Introduced into the vernacular around the time of World War II, the term fiber art is defined, according to Wikipedia, as fine art whose materials consist of plant, animal or synthetic fibers, and which prioritizes artistic expression and aesthetic value over utility. There is some dispute in the literature, though, about using “utility”, or the lack thereof, to separate art from craft. In her article, Halperin describes the early 20th century as a time when minimalist artists embraced commercial fabrication and mundane materials to challenge long-held assumptions about art objects. For example, the Bauhaus school, founded in Germany in 1919, made no special distinction between applied and fine arts, having as its core objective the unification of the arts through craft.  The materials and the artist’s manual labor were part of the work’s significance. Alexandra Griffith Winton in her essay for The Met describes the Bauhaus curriculum as an effort to eliminate the divide between art and craft by combining the elements of both. Students enrolling at Bauhaus were required to take a preliminary course in the study of materials, color theory, and formal relationships between elements. The course was often taught by well recognized visual artists of the time, like Paul Klee, Vasily Kandinsky, and Josef Albers. From there, students continued their studies in specialized workshops (metalwork, furniture, cabinet making, weaving, pottery, typography, and painting) taught by accomplished artisans in each medium. Specialization was dependent on gender. Both Griffith Winton and Halperin point out that Anni Albers, later to become recognized as a prominent textile artist, recalled being less than thrilled to enroll in a weaving course at Bauhaus in 1923 as the classes in painting and stained glass were open only to men. As Halperin observes, “the [historical] hierarchy placing art above craft—and intuition above skill—is gendered and archaic.”

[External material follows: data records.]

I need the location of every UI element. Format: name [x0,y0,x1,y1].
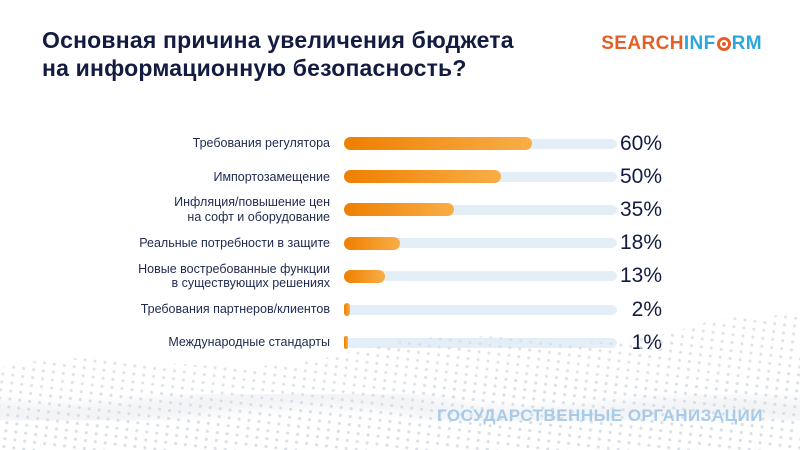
bar-fill [344,203,454,217]
logo-target-dot [721,42,726,46]
chart-row: Инфляция/повышение цен на софт и оборудо… [0,193,800,226]
bar-track [344,236,617,250]
bar-category-label: Инфляция/повышение цен на софт и оборудо… [174,195,330,224]
bar-category-label: Требования партнеров/клиентов [140,302,330,317]
bar-fill [344,137,533,151]
bar-value-label: 60% [619,131,662,155]
logo-text-search: SEARCH [601,33,684,54]
chart-row: Требования регулятора 60% [0,127,800,160]
bar-category-label: Требования регулятора [192,136,330,151]
bar-category-label: Международные стандарты [168,335,330,350]
bar-track [344,203,617,217]
page-title: Основная причина увеличения бюджета на и… [42,27,514,82]
chart-row: Требования партнеров/клиентов 2% [0,293,800,326]
logo-text-inf: INF [683,33,716,54]
bar-category-label: Реальные потребности в защите [139,235,330,250]
chart-row: Импортозамещение 50% [0,160,800,193]
bar-chart: Требования регулятора 60% Импортозамещен… [0,127,800,359]
bar-fill [344,236,401,250]
chart-row: Реальные потребности в защите 18% [0,227,800,260]
logo-target-o-icon [716,37,731,51]
bar-fill [344,269,385,283]
bar-value-label: 18% [619,231,662,255]
bar-track [344,303,617,317]
bar-value-label: 2% [631,297,662,321]
bar-category-label: Новые востребованные функции в существую… [138,261,330,291]
bar-value-label: 35% [619,197,662,221]
bar-track [344,336,617,350]
bar-value-label: 50% [619,164,662,188]
bar-fill [344,303,351,317]
bar-fill [344,336,348,350]
chart-row: Новые востребованные функции в существую… [0,260,800,293]
bar-category-label: Импортозамещение [213,169,330,184]
audience-label: ГОСУДАРСТВЕННЫЕ ОРГАНИЗАЦИИ [437,406,763,425]
bar-value-label: 13% [619,264,662,288]
bar-value-label: 1% [631,330,662,354]
bar-fill [344,170,501,184]
chart-row: Международные стандарты 1% [0,326,800,359]
logo-text-rm: RM [731,33,762,54]
bar-track [344,137,617,151]
searchinform-logo: SEARCH INF RM [601,33,762,55]
bar-track [344,269,617,283]
bar-track [344,170,617,184]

Abstract (2D felt on canvas) by Kendra Smith

My excitement about Halperin’s article, in part, was born out of my curiosity with the ever-present debate on whether using fiber for creative expression is recognized as art or craft. As we know, there are defenders on both sides. Elissa Auther (“String, Felt, Thread”, 2009; see video here) traced the differentiation between art and craft back to the Renaissance when painting and sculpture became associated with liberal arts like music and poetry rather than with “mechanical” arts like weaving and blacksmithing. This distinction lingers today, with a few exceptions.

 

Fiber art experienced a heyday in the 1960s and 70s when artists, predominantly female, explored how the qualities of thread and fabric could create works of art that moved off the wall and into three-dimensional space.  Historically, Halperin notes, this new era of the fiber art movement formed against the backdrop of the women’s liberation, civil rights, and antiwar movements. Fiber art materials became ubiquitous as the counterculture embraced DIY craft projects (e.g., macramé plant holders). The fiber arts movement of the 60s and 70s lost its energy, though. The medium was “too rooted in technique to be taken seriously as an ‘attitude’,” the curator Jenelle Porter writes in the catalog for the exhibition “Fiber: Sculpture 1960-Present,” which appeared at the Institute of Contemporary Art/Boston in 2014. (Check out videos about that exhibit here.) In 2024, even though more men and young people work with fiber, numerous stereotypes around fiber, gender, and art vs. craft remain (e.g., "knitting grandmothers").

 

The art world is currently seeing a resurgence of attention on fiber art, Halperin writes. “…In an age when we spend much of our time touching the flat surfaces of screens, this tactile art form feels newly seductive to makers and viewers alike as both a contrast with and a culmination of modern sensory experience.” This statement provides me encouragement, while, I admit, also a tinge of sadness about the state of our sensory relationships with electronics.

 

The Smithsonian American Art Museum is preparing to open “Subversive, Skilled, Sublime: Fiber Art by Women” in spring 2024. I can’t wait to go.